Post-Uni Living
Words by: Mark Hunter
Image by: Karolin Schnoor
After finishing university in a damp sparkle of glory in 2001, I moved back home temporarily with the aim of making the permanent move away as soon as was financially possible.
The experience of living parent free for three years, added to the university experience itself, had given me my first true lease of life and allowed me to break free from the shell I felt encased within when living with my folks, having to tiptoe around someone else’s house and refrain from stocking the freezer with lovely Iceland frozen chicken curries, not to mention the fact that all this was carried out in a tiny seaside retirement village miles from human civilization. Some of my contemporaries were happy to stay at home and slave away at the first jobs they came across until they could afford a house deposit, but being of a different mould I only had two thoughts in my mind – to get out and to become a writer. Fortunately two of my former university compatriots were of a similar mind, and so, after three months of supermarket night shifts in order to raise the appropriate funds, the three of us moved back to Bath and prepared to relive the good old days. Except it didn’t quite work out like that.
The move itself wasn’t a mistake in the slightest (give me the chance a hundred times again and I’d do it every time), but it was the rationale behind the move that was the problem. We all assumed it would be like the old days – drinking at all hours, late night Playstation sessions, issues of Nuts magazine littering the bathroom floor – and to a certain extent it was, for the first two weeks.
When the reality of the situation set in however, things began to change. There were two factors behind this. The first was that we were living off our own money and not our student loans, and the second was the knock on effect that therefore we had to begin work in order to fund our exploits. And so we all leapt into the life of the 9-5 which immediately extinguished any appetite for regular late night partying, at which point the quarter-life crisis jumped firmly on our backs and rode us around like a small child on a pet dog for the next eighteen months.

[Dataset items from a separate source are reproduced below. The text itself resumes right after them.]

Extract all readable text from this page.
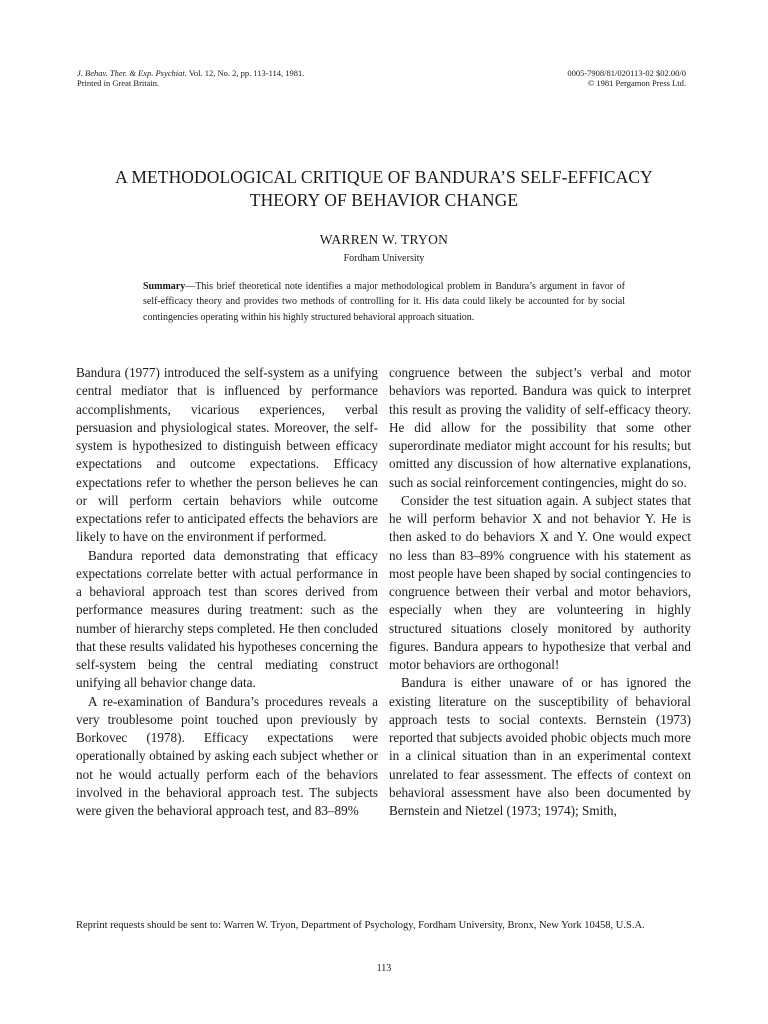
J. Behav. Ther. & Exp. Psychiat. Vol. 12, No. 2, pp. 113-114, 1981.
Printed in Great Britain.
0005-7908/81/020113-02 $02.00/0
© 1981 Pergamon Press Ltd.
A METHODOLOGICAL CRITIQUE OF BANDURA’S SELF-EFFICACY
THEORY OF BEHAVIOR CHANGE
WARREN W. TRYON
Fordham University
Summary—This brief theoretical note identifies a major methodological problem in Bandura’s argument in favor of self-efficacy theory and provides two methods of controlling for it. His data could likely be accounted for by social contingencies operating within his highly structured behavioral approach situation.

Bandura (1977) introduced the self-system as a unifying central mediator that is influenced by performance accomplishments, vicarious experiences, verbal persuasion and physiological states. Moreover, the self-system is hypothesized to distinguish between efficacy expectations and outcome expectations. Efficacy expectations refer to whether the person believes he can or will perform certain behaviors while outcome expectations refer to anticipated effects the behaviors are likely to have on the environment if performed.

Bandura reported data demonstrating that efficacy expectations correlate better with actual performance in a behavioral approach test than scores derived from performance measures during treatment: such as the number of hierarchy steps completed. He then concluded that these results validated his hypotheses concerning the self-system being the central mediating construct unifying all behavior change data.

A re-examination of Bandura’s procedures reveals a very troublesome point touched upon previously by Borkovec (1978). Efficacy expectations were operationally obtained by asking each subject whether or not he would actually perform each of the behaviors involved in the behavioral approach test. The subjects were given the behavioral approach test, and 83–89%

congruence between the subject’s verbal and motor behaviors was reported. Bandura was quick to interpret this result as proving the validity of self-efficacy theory. He did allow for the possibility that some other superordinate mediator might account for his results; but omitted any discussion of how alternative explanations, such as social reinforcement contingencies, might do so.

Consider the test situation again. A subject states that he will perform behavior X and not behavior Y. He is then asked to do behaviors X and Y. One would expect no less than 83–89% congruence with his statement as most people have been shaped by social contingencies to congruence between their verbal and motor behaviors, especially when they are volunteering in highly structured situations closely monitored by authority figures. Bandura appears to hypothesize that verbal and motor behaviors are orthogonal!

Bandura is either unaware of or has ignored the existing literature on the susceptibility of behavioral approach tests to social contexts. Bernstein (1973) reported that subjects avoided phobic objects much more in a clinical situation than in an experimental context unrelated to fear assessment. The effects of context on behavioral assessment have also been documented by Bernstein and Nietzel (1973; 1974); Smith,

Reprint requests should be sent to: Warren W. Tryon, Department of Psychology, Fordham University, Bronx, New York 10458, U.S.A.
113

After two years of temporary jobs and fruitless attempts to get the BBC to see what they were missing, I had begun to feel that my life was going nowhere. The fun student days of old were now a distant dream and the pressures of work, lack of a social life, change in house atmosphere and the semi-permanent lodging of girlfriends all ensured that, after a lunch time drinking session one Thursday, I made the decision I had long known I would have to make but had equally long put off; I was going to move to London. And so, a month later, without a job, a flat or knowing a soul I left my safety net and skipped down the M4 with some clothes, a guitar and very little money to start again. I moved into a house with a female flatmate and a Lithuanian couple and realised very quickly I had landed on my feet (apart from the Lithuanians, but we never spoke to them if we could help it).

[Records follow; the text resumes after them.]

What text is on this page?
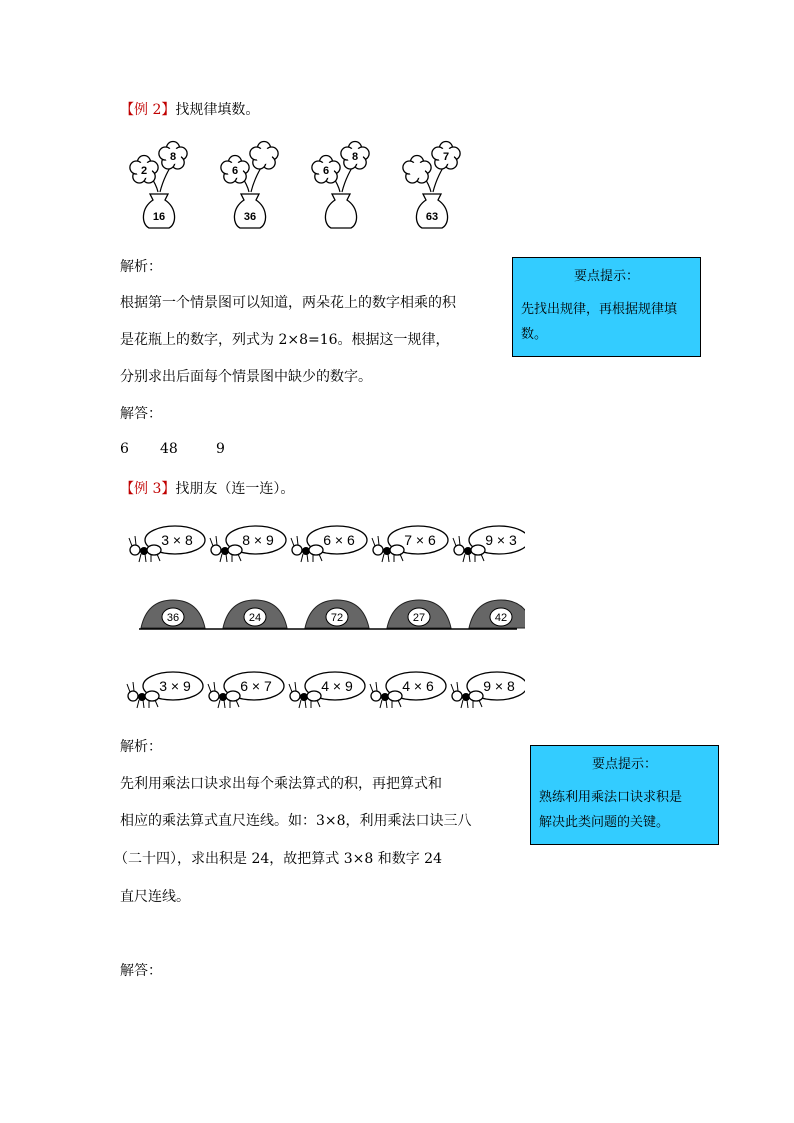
【例 2】找规律填数。
2
8
16
6
36
6
8	7
63
解析：
根据第一个情景图可以知道，两朵花上的数字相乘的积
是花瓶上的数字，列式为 2×8=16。根据这一规律，
分别求出后面每个情景图中缺少的数字。
解答：
6 48	9
要点提示：
先找出规律，再根据规律填
数。
【例 3】找朋友（连一连）。
3 × 8	8 × 9	6 × 6	7 × 6	9 × 3
36	24	72	27	42
3 × 9	6 × 7	4 × 9	4 × 6	9 × 8
解析：
先利用乘法口诀求出每个乘法算式的积，再把算式和
相应的乘法算式直尺连线。如：3×8，利用乘法口诀三八
（二十四），求出积是 24，故把算式 3×8 和数字 24
直尺连线。
解答：
要点提示：
熟练利用乘法口诀求积是
解决此类问题的关键。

Nearly all the important decisions in my life so far have been based on instinct and, one way or another, have all combined to lead me where I am today – to a very happy place indeed. The years following graduation are difficult, there is no doubt about that, but experience has taught me that if you follow your heart and take the odd risk or two to spice things up then you won’t go far wrong. And don’t live at home longer than you absolutely have to!